La troisième et dernière session ordinaire de l’année législative 2020 s’ouvre ce jour à l’Assemblée nationale et au Sénat. Consacrée essentiellement au vote et à l’adoption de la loi de finances de l’exercice budgétaire 2021 de l’Etat du Cameroun, elle s’ouvre dans un contexte de regain de la crise dans le Nord-Ouest et du Sud-Ouest, sur fond d’assassinats, d’enlèvements et d’attaques, notamment dans des établissements scolaires.

Après les réactions indignées suscitées à travers la planète par le carnage du 24 octobre dernier dans un complexe scolaire privé de la ville de Kumba, dans la Meme (Sud-Ouest), il n’est pas exclu que lors des questions orales aux ministres, les députés et les sénateurs mettent la pression au gouvernement pour qu’il fasse la lumière sur cet assassinat de masse. Ils pourraient également demander à savoir ce qui est fait pour une sortie de crise définitive.
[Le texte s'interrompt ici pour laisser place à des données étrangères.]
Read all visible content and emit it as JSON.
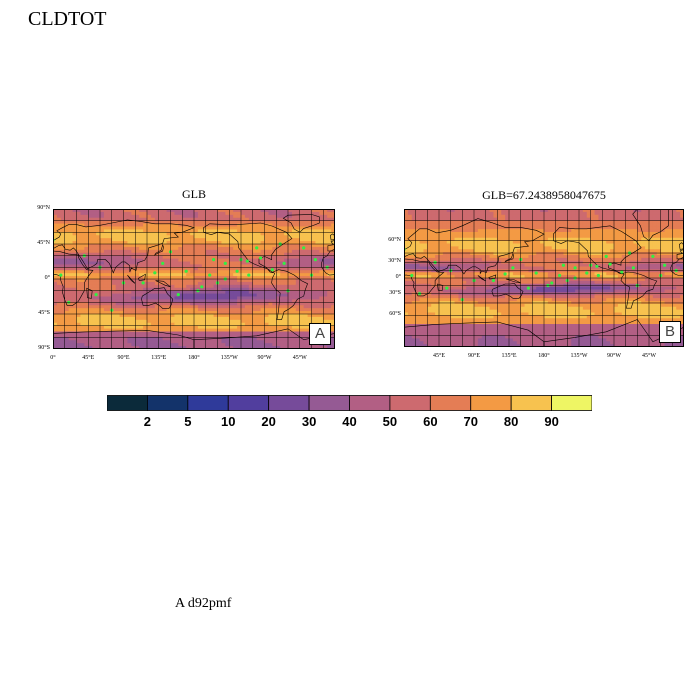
{
  "page": {
    "title": "CLDTOT",
    "footer": "A  d92pmf"
  },
  "colors": {
    "palette": [
      "#0b2a3a",
      "#13336a",
      "#2f3a9a",
      "#513e9e",
      "#764b9a",
      "#955a94",
      "#b25f84",
      "#cd6a6f",
      "#e47d55",
      "#f39a44",
      "#f7c24f",
      "#eef564"
    ],
    "land_outline": "#000000",
    "station_marker": "#33ee44"
  },
  "panels": [
    {
      "id": "A",
      "title": "GLB",
      "letter": "A",
      "projection": "cylindrical-equidistant",
      "lat_ticks": [
        "90°N",
        "45°N",
        "0°",
        "45°S",
        "90°S"
      ],
      "lon_ticks": [
        "0°",
        "45°E",
        "90°E",
        "135°E",
        "180°",
        "135°W",
        "90°W",
        "45°W"
      ]
    },
    {
      "id": "B",
      "title": "GLB=67.2438958047675",
      "letter": "B",
      "projection": "mercator",
      "lat_ticks": [
        "60°N",
        "30°N",
        "0°",
        "30°S",
        "60°S"
      ],
      "lon_ticks": [
        "45°E",
        "90°E",
        "135°E",
        "180°",
        "135°W",
        "90°W",
        "45°W"
      ]
    }
  ],
  "colorbar": {
    "levels": [
      "2",
      "5",
      "10",
      "20",
      "30",
      "40",
      "50",
      "60",
      "70",
      "80",
      "90"
    ]
  }
}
Sur son compte Facebook, Engelbert Essomba Bengono, député Rdpc, appelait il y a quelques jours ses collègues à soutenir la création d’une commission parlementaire spéciale dédiée à la situation dans ces deux régions, en application de l’article 31 du règlement intérieur de l’Assemblée nationale et au regard de l’intérêt national que suscite cette situation.

Très attendu lors de la session qui s’ouvre ce 12 novembre, le programme économique et financier du gouvernement, qui va être présenté par le Premier ministre. Le secteur privé sera très attentif à ce qui va se dire devant le Parlement ; lui qui, frappé de plein fouet par la crise du coronavirus, attend du gouvernement des solutions concrètes pour la relance. L’autre grand enjeu de cette session tourne autour du budget de l’Etat, qui a subi une coupe de 542,7 milliards Fcfa cette année par rapport à 2019.

Dans un contexte difficile marqué par une baisse considérable des recettes de l’Etat, il devrait, au mieux des cas, stagner autour de 4409 milliards Fcfa ; et au pire des cas, subir une nouvelle coupe. La question de la portion du budget de l’Etat à affecter à la décentralisation et au développement local, soit 15% de l’enveloppe globale, ne devrait pas être la dernière préoccupation des élus parlementaires.